The Dream Merchant #2 Review
Writing: Nathan Edmondson
Art: Konstantin Novosadov
Review by Melissa Megan
The Dream Merchant is the story of a troubled boy named Winslow who has been plagued by recurring dreams his whole life. His family’s inability to help pull him from the depression caused by his condition forced them to place him in a mental institute, from where he recently ran away after being pursued by mysterious figures who seem to have stepped out of his dream. An old traveler helped Winslow escape the creepy figures, but now the traveler will begin to enlighten the boy as to the reason behind his dream and the life and death situation he is now in.

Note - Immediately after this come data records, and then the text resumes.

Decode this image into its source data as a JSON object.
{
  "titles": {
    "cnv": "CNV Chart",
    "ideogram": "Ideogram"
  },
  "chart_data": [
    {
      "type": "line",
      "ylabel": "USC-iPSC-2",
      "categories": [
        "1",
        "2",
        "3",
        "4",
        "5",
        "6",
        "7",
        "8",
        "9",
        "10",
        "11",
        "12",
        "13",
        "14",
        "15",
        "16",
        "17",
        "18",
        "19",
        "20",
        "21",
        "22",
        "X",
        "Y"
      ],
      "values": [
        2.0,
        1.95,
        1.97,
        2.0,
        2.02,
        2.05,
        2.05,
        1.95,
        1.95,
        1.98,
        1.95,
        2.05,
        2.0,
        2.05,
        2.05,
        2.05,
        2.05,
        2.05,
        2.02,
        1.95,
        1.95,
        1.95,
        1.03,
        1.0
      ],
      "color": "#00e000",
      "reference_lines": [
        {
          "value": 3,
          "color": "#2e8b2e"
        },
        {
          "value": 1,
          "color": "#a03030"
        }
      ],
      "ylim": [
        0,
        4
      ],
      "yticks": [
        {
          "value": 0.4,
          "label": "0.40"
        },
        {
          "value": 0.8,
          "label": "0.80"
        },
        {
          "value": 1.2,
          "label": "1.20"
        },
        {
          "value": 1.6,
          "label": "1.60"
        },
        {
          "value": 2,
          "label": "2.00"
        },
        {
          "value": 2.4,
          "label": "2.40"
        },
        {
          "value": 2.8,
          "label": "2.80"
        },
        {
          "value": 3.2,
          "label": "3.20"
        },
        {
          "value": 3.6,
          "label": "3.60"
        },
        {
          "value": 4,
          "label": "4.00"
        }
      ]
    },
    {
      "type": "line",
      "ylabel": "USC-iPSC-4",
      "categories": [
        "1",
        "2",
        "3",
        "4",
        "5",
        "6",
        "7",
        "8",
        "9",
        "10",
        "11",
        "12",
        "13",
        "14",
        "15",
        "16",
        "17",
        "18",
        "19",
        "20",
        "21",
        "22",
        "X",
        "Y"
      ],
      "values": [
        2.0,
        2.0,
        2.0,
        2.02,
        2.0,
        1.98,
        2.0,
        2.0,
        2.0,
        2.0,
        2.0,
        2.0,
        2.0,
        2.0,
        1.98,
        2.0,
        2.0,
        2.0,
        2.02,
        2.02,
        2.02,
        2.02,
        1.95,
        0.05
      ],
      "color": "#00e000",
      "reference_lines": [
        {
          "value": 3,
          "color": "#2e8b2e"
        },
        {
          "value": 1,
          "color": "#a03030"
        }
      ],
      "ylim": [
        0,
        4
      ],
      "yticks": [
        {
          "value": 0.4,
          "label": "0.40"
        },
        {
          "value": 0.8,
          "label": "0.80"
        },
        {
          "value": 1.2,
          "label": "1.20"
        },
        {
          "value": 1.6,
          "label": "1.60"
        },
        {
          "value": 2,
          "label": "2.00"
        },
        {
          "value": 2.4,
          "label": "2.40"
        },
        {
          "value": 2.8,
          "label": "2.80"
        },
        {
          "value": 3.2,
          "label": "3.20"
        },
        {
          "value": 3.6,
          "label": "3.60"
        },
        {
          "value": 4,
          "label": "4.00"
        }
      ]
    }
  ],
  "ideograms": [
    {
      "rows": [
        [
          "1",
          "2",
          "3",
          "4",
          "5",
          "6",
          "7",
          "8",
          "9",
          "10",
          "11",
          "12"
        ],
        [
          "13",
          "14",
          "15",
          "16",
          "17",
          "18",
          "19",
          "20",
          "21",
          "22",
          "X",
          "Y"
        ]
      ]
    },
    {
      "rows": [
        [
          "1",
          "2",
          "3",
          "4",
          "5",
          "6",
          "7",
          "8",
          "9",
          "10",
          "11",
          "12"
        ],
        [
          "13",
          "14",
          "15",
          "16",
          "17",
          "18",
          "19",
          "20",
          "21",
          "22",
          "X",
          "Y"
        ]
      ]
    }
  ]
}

Issue #2 begins the education of Winslow by this ‘dream merchant’. It seems what Winslow always believed to be a recurring dream is actually a piece of a memory that should have been completely deleted from the human race. He has the final piece of knowledge remaining of a race who once shared the earth with humans but chose to remove themselves, in the process attempting to erase their existence from every human mind. The beings chasing Winslow are ‘regulators’, sent to take back any slivers of memory of the race that they find, by whatever means necessary. The traveler claims his people have intentions to return and take what they want from the earth and that Winslow’s ability to travel to that dream place could save human kind.
As Winslow and his friend Anne set out on a journey to escape the regulators, the dream merchant begins to teach Winslow how to travel in his dream undetected, to control his dream world and learn from it rather than opening himself up to the terrors within. There is a definite sense of urgency here as the dark figures always loom in the distance of Winslow’s dream place, ready to pounce on his body while he sleeps. There is also a battle within Winslow, in which he fights to open himself up to friendship and trust rather than the utter loneliness and depression that he’s known all his life.
Verdict: Buy this. The Dream Merchant is such a special story, something quite different from most of what’s being written right now. It’s emotional and sad, dark and haunted. It’s a study in the ideas of lucid dream states and the possibility of other races who exist in realms that we are not comfortable traveling in. This is an intelligent, pretty book that presents some heavy concepts to ponder.